Ten Centuries of Turkish History
With 41 Woodcut Figures
[TURKEY/COSTUME] Anonymous. Neu er'etes Amphitheatrum Turcicum, worinnen der kern T'cher geschichten, von grundsetzung ihrer religion und reiches... biss auf die allerneueste und gegenwartige zeiten beschrieben... Erfurt, gedruckt und verlegt von Johann Michael Funcken, 1724.
Folio [34 x 21 cm], 172 pp., (2) ff. with 41 half-page woodcuts in text. Bound in contemporary half calf with speckled paper over boards, spine with raised bands, worn paper title label on spine, edges chipped. Two modern bookplates on front pastedown; an old (1880s?) stamp of J. B. Anderhub on title. Title soiled with tear in blank upper corner, light toning throughout; paper flaw on p. 89, affecting 2 words. Generally very good.
$4,800 Rare illustrated history of Turkey, featuring 41 charming woodcuts of costumed military, religious and artisanal figures. The wide-ranging history of the Ottoman Empire and its antecedents begins with the birth of the "devil prophet Muhamed" in the sixth century, and continues up until the date of the work's publication, 1724. The bulk of the book is devoted to the events of the 16th and 17th centuries, replete with profiles of rulers and generals, as well as grisly battle statistics carefully cross-referenced in other contemporary histories.

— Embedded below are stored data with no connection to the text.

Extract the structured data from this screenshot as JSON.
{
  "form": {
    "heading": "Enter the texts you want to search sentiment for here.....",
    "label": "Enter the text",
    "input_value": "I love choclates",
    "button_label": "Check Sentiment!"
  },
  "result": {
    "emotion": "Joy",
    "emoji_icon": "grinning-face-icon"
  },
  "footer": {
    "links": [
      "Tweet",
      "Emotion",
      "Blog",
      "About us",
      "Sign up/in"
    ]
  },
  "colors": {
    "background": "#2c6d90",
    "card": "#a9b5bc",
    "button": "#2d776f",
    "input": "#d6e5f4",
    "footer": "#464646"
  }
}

The illustrations, which are interspersed every other page, are framed in floral woodcut borders. Not specifically linked to the chapters they illustrate, the costumed figures include the 'Turkish Kaiser' Mustapha II (p. 9), a military leader bedecked with feathered wings (p. 13), Janissaries and foot soldiers. Religious figures, including a monk and a Vizier, alternate with important courtiers such as the royal sword bearer and the Kislar Agassi, prefect of the women of the Emperor, who during this period was a black eunuch (p. 85). There are also more prosaic figures, including a cook, coffee and candy sellers, and an anonymous old man in a winter cloak. Only one woman, a dancer, is depicted (p. 153). Perhaps aiming to underscore the cultural differences between Turkish society and his German audience, the artist depicts a boy aged 6 or 7 waiting for his coming-of-age circumcision ceremony, and also "a Turk in love," so distraught at the appearance of his lover behind a window that he is shown in the midst of the bloody act of slitting his wrist.

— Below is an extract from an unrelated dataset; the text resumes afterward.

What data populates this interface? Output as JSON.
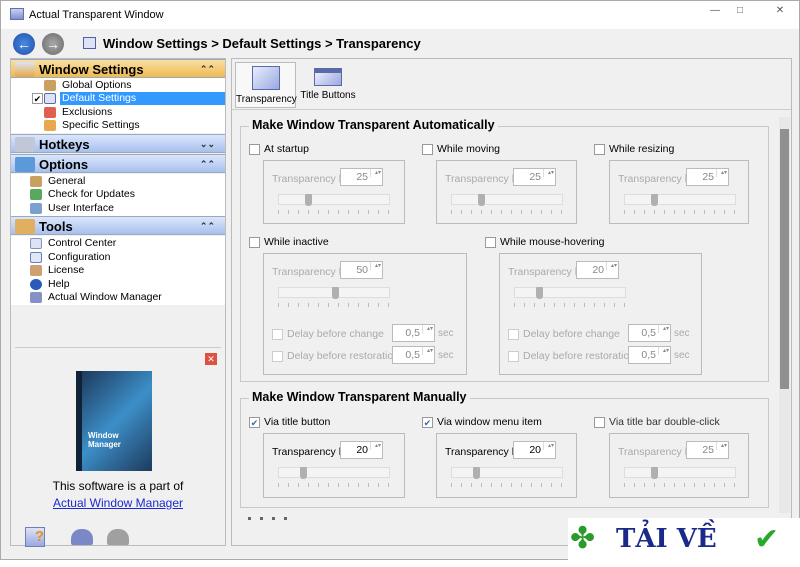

The Amphitheatrum was issued in five parts between 1722 and 1728, with volumes devoted to Europe, Africa, America, South Asia, and Turkey, each with separate title pages and pagination. Sets are very seldom found complete. The work, for which both the text and the woodcuts are unascribed, was reprinted in the late 1730s
* Sabin 52,360; Lipperheid. 35; Colas 2187; JCB I.3.333; Palmer 364; not in Atabey, Blackmer.